(To distract myself from basketball, I will revert to politics. It’s for our own good.)
What’s more dangerous: a 25-foot crocodile, a 100-foot T-Rex, or a great white shark of ordinary size? Now, imagine you have to fight them a mile out to sea – which one is most dangerous then?
People who are surprised at Newt Gingrich’s triumph in South Carolina just don’t know politics. South Carolina is the cradle of the Confederacy. It is the state that gave us Strom Thurmond and Jim DeMint and Joe “You Lie!” Wilson. And it is therefore a place where the Southern style of politics reigns supreme – where policy differences are so slight that the entire race turns on personality and showmanship. In other words, a state that will vote for whomever can sling the shit.
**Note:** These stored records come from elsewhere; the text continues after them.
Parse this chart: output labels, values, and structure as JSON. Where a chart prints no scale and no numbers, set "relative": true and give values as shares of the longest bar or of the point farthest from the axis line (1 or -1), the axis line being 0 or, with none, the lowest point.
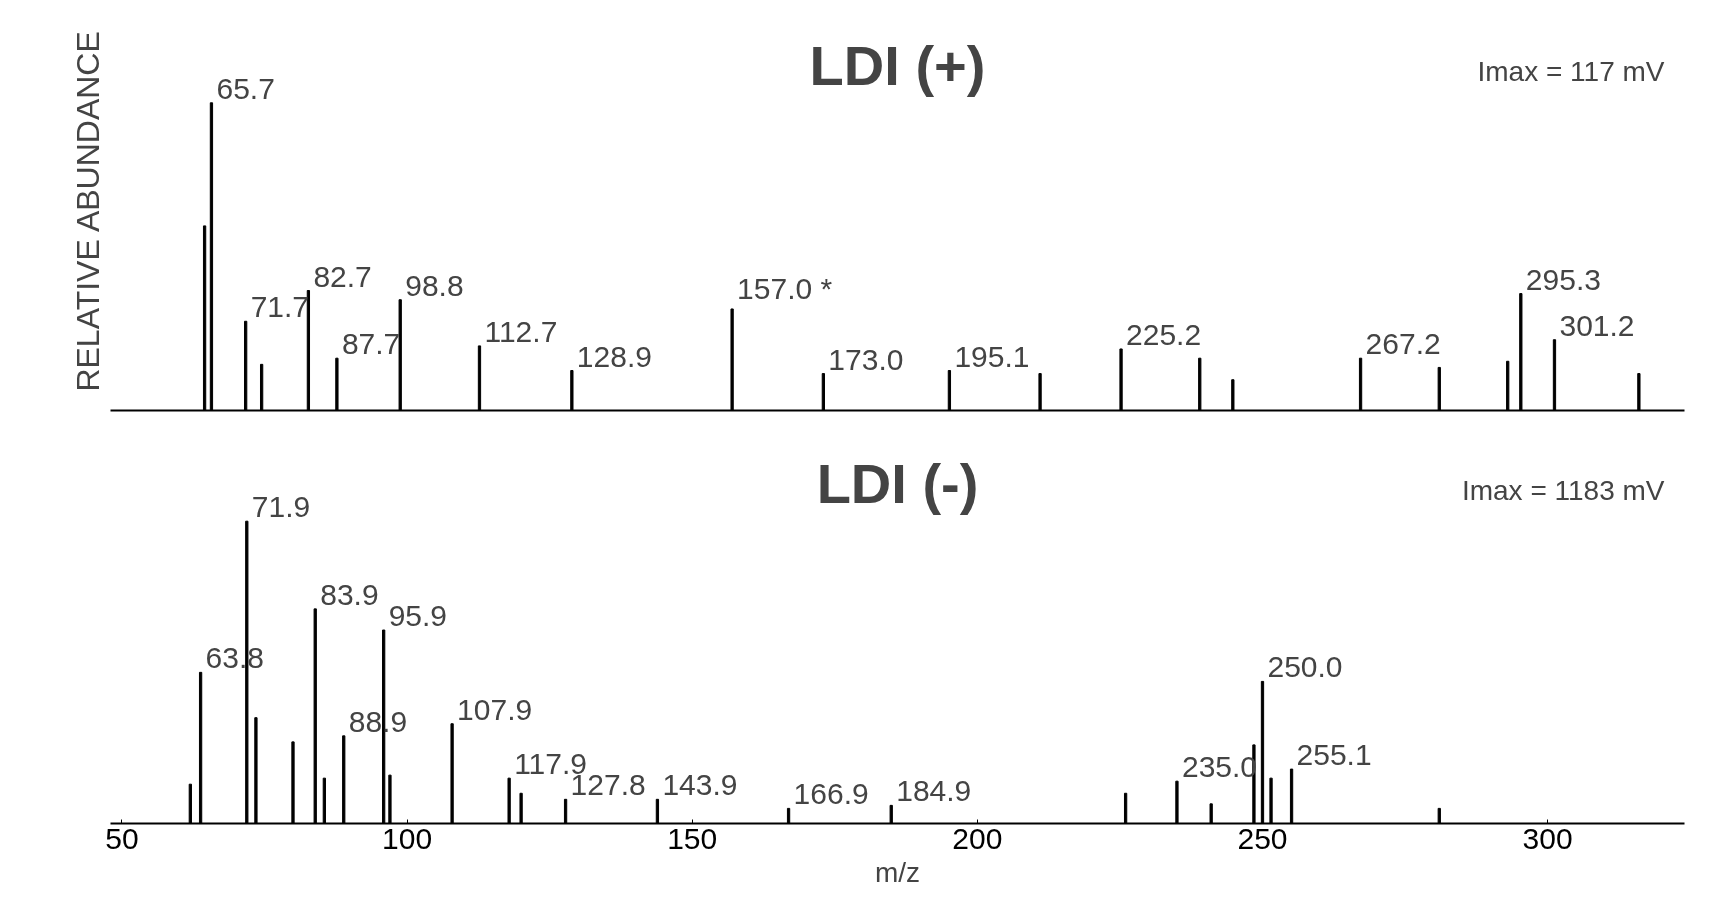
{
  "chart_data": [
    {
      "type": "bar",
      "title": "LDI (+)",
      "ylabel": "RELATIVE ABUNDANCE",
      "relative": true,
      "xlim": [
        48,
        324
      ],
      "tick_labels": false,
      "grid": false,
      "x": [
        64.5,
        65.7,
        71.7,
        74.5,
        82.7,
        87.7,
        98.8,
        112.7,
        128.9,
        157.0,
        173.0,
        195.1,
        211,
        225.2,
        239,
        244.8,
        267.2,
        281,
        293,
        295.3,
        301.2,
        316
      ],
      "series": [
        {
          "color": "#000000",
          "values": [
            0.6,
            1.0,
            0.29,
            0.15,
            0.39,
            0.17,
            0.36,
            0.21,
            0.13,
            0.33,
            0.12,
            0.13,
            0.12,
            0.2,
            0.17,
            0.1,
            0.17,
            0.14,
            0.16,
            0.38,
            0.23,
            0.12
          ]
        }
      ],
      "annotations": [
        {
          "text": "65.7",
          "x": 65.7,
          "y": 1.0
        },
        {
          "text": "71.7",
          "x": 71.7,
          "y": 0.29
        },
        {
          "text": "82.7",
          "x": 82.7,
          "y": 0.39
        },
        {
          "text": "87.7",
          "x": 87.7,
          "y": 0.17
        },
        {
          "text": "98.8",
          "x": 98.8,
          "y": 0.36
        },
        {
          "text": "112.7",
          "x": 112.7,
          "y": 0.21
        },
        {
          "text": "128.9",
          "x": 128.9,
          "y": 0.13
        },
        {
          "text": "157.0 *",
          "x": 157.0,
          "y": 0.33
        },
        {
          "text": "173.0",
          "x": 173.0,
          "y": 0.12
        },
        {
          "text": "195.1",
          "x": 195.1,
          "y": 0.13
        },
        {
          "text": "225.2",
          "x": 225.2,
          "y": 0.2
        },
        {
          "text": "267.2",
          "x": 267.2,
          "y": 0.17
        },
        {
          "text": "295.3",
          "x": 295.3,
          "y": 0.38
        },
        {
          "text": "301.2",
          "x": 301.2,
          "y": 0.23
        },
        "Imax = 117 mV"
      ]
    },
    {
      "type": "bar",
      "title": "LDI (-)",
      "xlabel": "m/z",
      "relative": true,
      "xlim": [
        48,
        324
      ],
      "xticks": [
        50,
        100,
        150,
        200,
        250,
        300
      ],
      "tick_labels": "x",
      "grid": false,
      "x": [
        62,
        63.8,
        71.9,
        73.5,
        80,
        83.9,
        85.5,
        88.9,
        95.9,
        97,
        107.9,
        117.9,
        120,
        127.8,
        143.9,
        166.9,
        184.9,
        226,
        235.0,
        241,
        248.5,
        250.0,
        251.5,
        255.1,
        281
      ],
      "series": [
        {
          "color": "#000000",
          "values": [
            0.13,
            0.5,
            1.0,
            0.35,
            0.27,
            0.71,
            0.15,
            0.29,
            0.64,
            0.16,
            0.33,
            0.15,
            0.1,
            0.08,
            0.08,
            0.05,
            0.06,
            0.1,
            0.14,
            0.065,
            0.26,
            0.47,
            0.15,
            0.18,
            0.05
          ]
        }
      ],
      "annotations": [
        {
          "text": "63.8",
          "x": 63.8,
          "y": 0.5
        },
        {
          "text": "71.9",
          "x": 71.9,
          "y": 1.0
        },
        {
          "text": "83.9",
          "x": 83.9,
          "y": 0.71
        },
        {
          "text": "88.9",
          "x": 88.9,
          "y": 0.29
        },
        {
          "text": "95.9",
          "x": 95.9,
          "y": 0.64
        },
        {
          "text": "107.9",
          "x": 107.9,
          "y": 0.33
        },
        {
          "text": "117.9",
          "x": 117.9,
          "y": 0.15
        },
        {
          "text": "127.8",
          "x": 127.8,
          "y": 0.08
        },
        {
          "text": "143.9",
          "x": 143.9,
          "y": 0.08
        },
        {
          "text": "166.9",
          "x": 166.9,
          "y": 0.05
        },
        {
          "text": "184.9",
          "x": 184.9,
          "y": 0.06
        },
        {
          "text": "235.0",
          "x": 235.0,
          "y": 0.14
        },
        {
          "text": "250.0",
          "x": 250.0,
          "y": 0.47
        },
        {
          "text": "255.1",
          "x": 255.1,
          "y": 0.18
        },
        "Imax = 1183 mV"
      ]
    }
  ]
}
No one slings the shit like Newt. Indeed, no one (bar perhaps Lee Atwater, another son of South Carolina) did more to complete the Southernization of American politics than Newt. He offers the one thing the Confederate base treasures more than anything: red-meat demagoguery, heaping gobs of abuse seasoned with thinly-veiled racism. In the Confederate mind, Gingrich is an intellectual, a legitimate genius who can easily take down the slick-talking socialist in the White House with the devastating force of his mighty brain.
Which just proves the extent to which the GOP base has separated itself from the reality-based community. Here on planet Earth, Newt’s unfavorables are roughly double his favorables. A CBS poll three days ago has Obama over Newt 50-39 in a theoretical November matchup, and that’s before people start paying serious attention. I find it difficult to believe that the highly-notional Independent Voter is going to be attracted to a guy whose track record includes divorcing two women in the hospital, getting censured by the House to the tune of a $300,000 fine, shutting down the government in a fit of pique over his Air Force One seating arrangements, and writing terrible alternate history fiction in between speaking engagements bragging about how clever he is.
Republican insiders are already talking darkly about the possibility of a Gingrich run – not only that he could lose to Obama in historic fashion, but that he could simultaneously lose the House and leave the Senate safely in Democratic hands. He has the potential to leave the structures of the GOP standing while simultaneously destroying it as an effective electoral force in 2012.
The only question now is how the party insiders will go about accomplishing the necessary Newt-ering.